Mit dem Kopf durch die Wand? Problemlösung bei Saumfingerechsen

Versuche zu Denk- und Lernleistungen von Tieren werden häufig unter kontrollierten Bedingungen im Labor durchgeführt. Nicht so in einer aktuellen Studie: Auf den Bahamas untersuchten Forscher die Lernfähigkeit von Saumfingerechsen in der freien Natur.

von Niklas Kästner

Ein zu den Saumfingerechsen gehörender Bahamaanolis
Ein männlicher Bahamaanolis im Studiengebiet (Foto: Manuel Leal)

In den letzten Jahrzehnten haben wir viel über die Denk- und Lernleistungen von Tieren gelernt. In diesem Forschungsfeld wird ein Großteil der Versuche mit Individuen in Menschenhand durchgeführt. Das hat nicht nur den Vorteil, dass die Bedingungen standardisiert werden können. Die Tiere lassen sich so auch leichter zur Teilnahme an den Experimenten bewegen. Der Nachteil ist allerdings ebenso offensichtlich: Die Versuche finden unter recht künstlichen Bedingungen statt.

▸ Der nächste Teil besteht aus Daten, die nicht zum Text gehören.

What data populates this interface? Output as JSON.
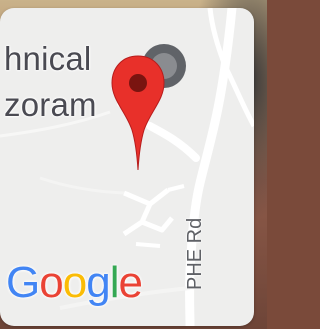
{
  "map": {
    "place_label_lines": [
      "hnical",
      "zoram"
    ],
    "road_label": "PHE Rd",
    "logo_text": "Google",
    "logo_colors": [
      "#4285F4",
      "#EA4335",
      "#FBBC05",
      "#4285F4",
      "#34A853",
      "#EA4335"
    ],
    "pin_color": "#E8302A",
    "pin_dot_color": "#7A1410",
    "poi_icon_color": "#606368",
    "road_color": "#ffffff",
    "land_color": "#eeeeed"
  }
}
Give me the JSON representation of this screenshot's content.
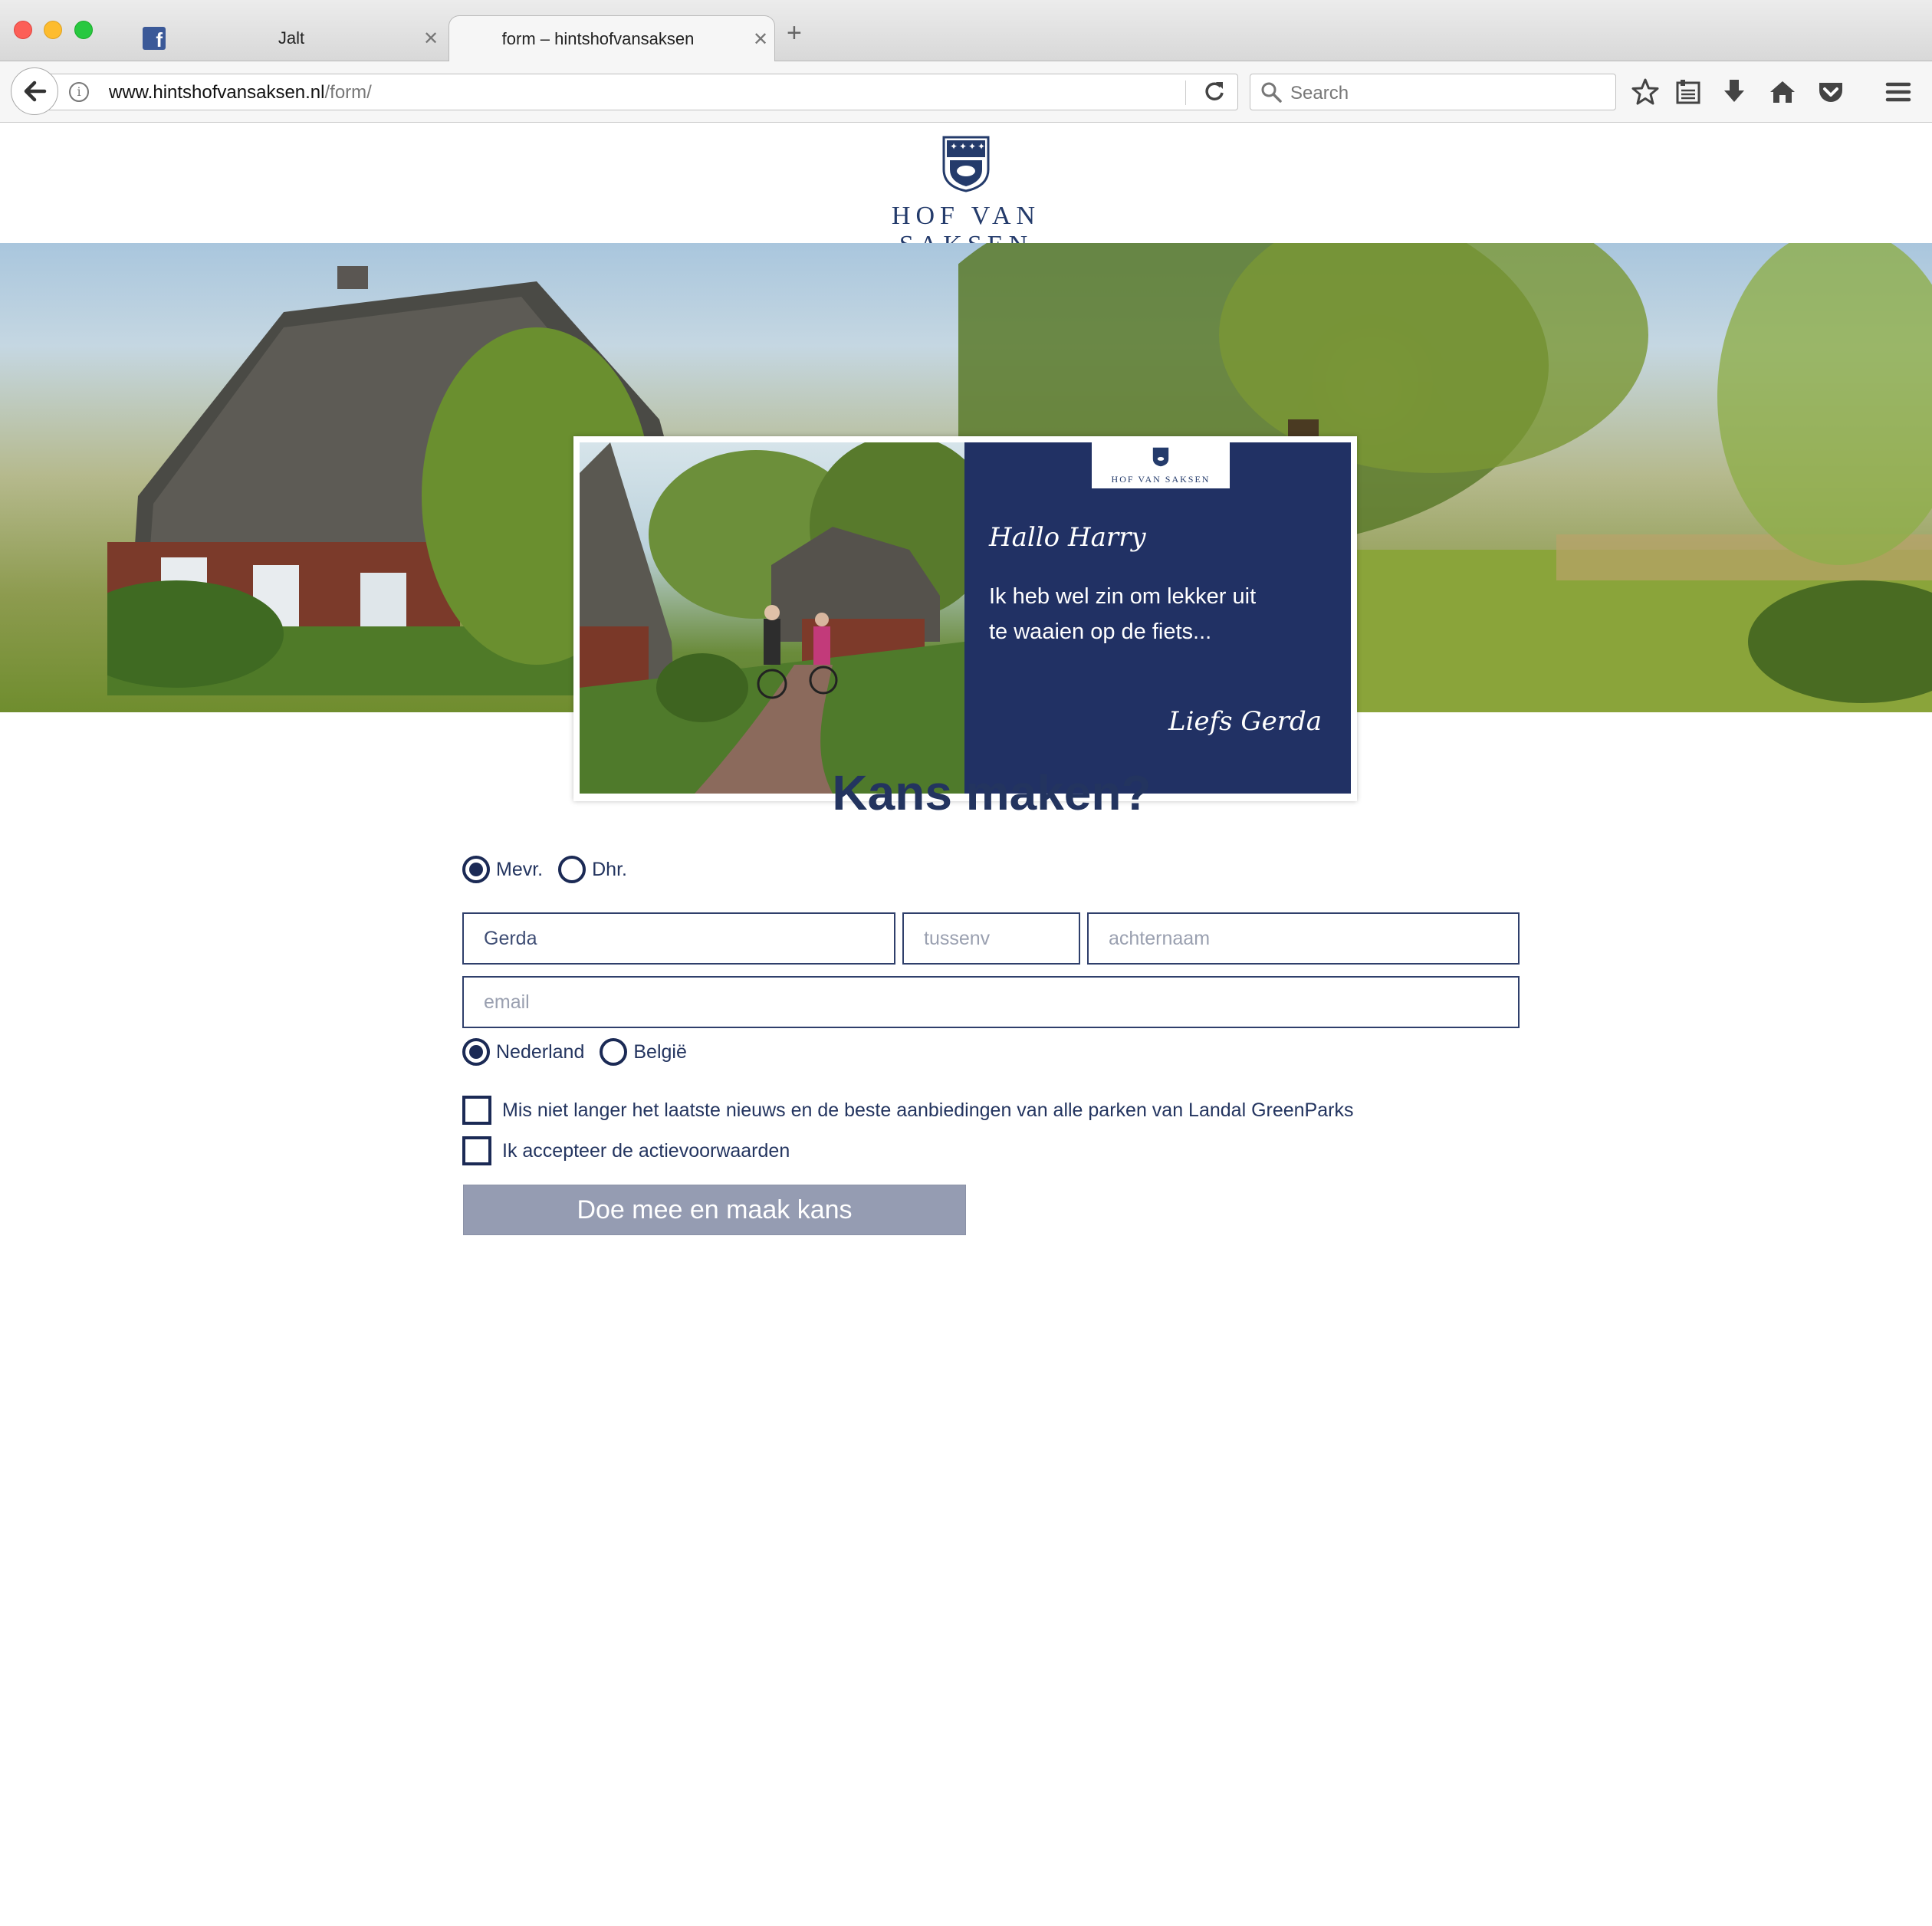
{
  "browser": {
    "tabs": [
      {
        "label": "Jalt",
        "icon": "facebook-icon"
      },
      {
        "label": "form – hintshofvansaksen",
        "icon": ""
      }
    ],
    "url_domain": "www.hintshofvansaksen.nl",
    "url_path": "/form/",
    "search_placeholder": "Search"
  },
  "header": {
    "logo_text": "HOF VAN SAKSEN"
  },
  "hero_card": {
    "logo_text": "HOF VAN SAKSEN",
    "greeting": "Hallo Harry",
    "message_line1": "Ik heb wel zin om lekker uit",
    "message_line2": "te waaien op de fiets...",
    "signoff": "Liefs Gerda"
  },
  "form": {
    "title": "Kans maken?",
    "salutation": {
      "options": [
        "Mevr.",
        "Dhr."
      ],
      "selected": "Mevr."
    },
    "first_name": {
      "value": "Gerda",
      "placeholder": ""
    },
    "middle_name": {
      "value": "",
      "placeholder": "tussenv"
    },
    "last_name": {
      "value": "",
      "placeholder": "achternaam"
    },
    "email": {
      "value": "",
      "placeholder": "email"
    },
    "country": {
      "options": [
        "Nederland",
        "België"
      ],
      "selected": "Nederland"
    },
    "newsletter_label": "Mis niet langer het laatste nieuws en de beste aanbiedingen van alle parken van Landal GreenParks",
    "newsletter_checked": false,
    "terms_label": "Ik accepteer de actievoorwaarden",
    "terms_checked": false,
    "submit_label": "Doe mee en maak kans"
  },
  "colors": {
    "brand_navy": "#213164",
    "text_navy": "#23345f",
    "button_disabled": "#959cb2"
  }
}
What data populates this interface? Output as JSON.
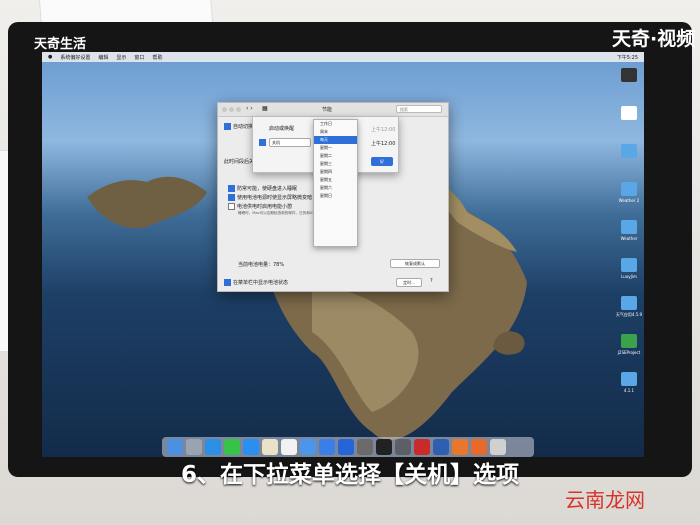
{
  "branding": {
    "left_logo": "天奇生活",
    "right_logo": "天奇·视频",
    "watermark": "云南龙网"
  },
  "caption": "6、在下拉菜单选择【关机】选项",
  "menubar": {
    "items": [
      "系统偏好设置",
      "编辑",
      "显示",
      "窗口",
      "帮助"
    ],
    "clock": "下午5:25"
  },
  "window": {
    "title": "节能",
    "search_placeholder": "搜索",
    "left_labels": [
      "自动切换图形",
      "此时间段后关闭显示器"
    ],
    "options": [
      "防常可能，使硬盘进入睡眠",
      "使用电池电源时使显示屏略微变暗",
      "电池供电时启用电能小憩"
    ],
    "note": "睡眠时，Mac可以定期检查新的邮件、日历和iCloud更新",
    "battery_text": "当前电池电量：78%",
    "restore_button": "恢复成默认",
    "show_battery": "在菜单栏中显示电池状态",
    "schedule_button": "定时...",
    "help": "?"
  },
  "sheet": {
    "startup_label": "启动或唤醒",
    "action_value": "关机",
    "time1": "上午12:00",
    "time2": "上午12:00",
    "ok_button": "好"
  },
  "dropdown": {
    "items": [
      "工作日",
      "周末",
      "每天",
      "星期一",
      "星期二",
      "星期三",
      "星期四",
      "星期五",
      "星期六",
      "星期日"
    ],
    "selected_index": 2
  },
  "desktop_icons": [
    "",
    "",
    "",
    "Weather 2",
    "Weather",
    "LuoyJim",
    "天气应用4.5.9",
    "J2SEProject",
    "4.1.1"
  ],
  "colors": {
    "accent": "#2f6fd8",
    "caption": "#ffffff",
    "watermark": "#d8322a"
  }
}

Um der natürlichen Lebensweise einer Art besser Rechnung zu tragen, suchen Forschungsteams immer wieder nach Wegen, Denk- und Lernleistungen von Tieren in der Wildnis zu testen. Ein aktuelles Beispiel ist eine Studie der Forscher Levi Storks und Manuel Leal: Sie untersuchten die Fähigkeit zur Problemlösung bei freilebenden Saumfingerechsen. Das Arbeiten unter natürlichen Bedingungen hatte in diesem Fall einen zusätzlichen Vorteil: Die untersuchte Echsenart lebt auf den Bahamas.

Die Idee

Der Bahamaanolis (Anolis sagrei) ist ein Ansitzjäger, der von einer erhöhten Position am Baumstamm aus auf am Boden krabbelnde Insekten wartet. Erspäht er ein Beutetier, sprintet er los und schnappt zu.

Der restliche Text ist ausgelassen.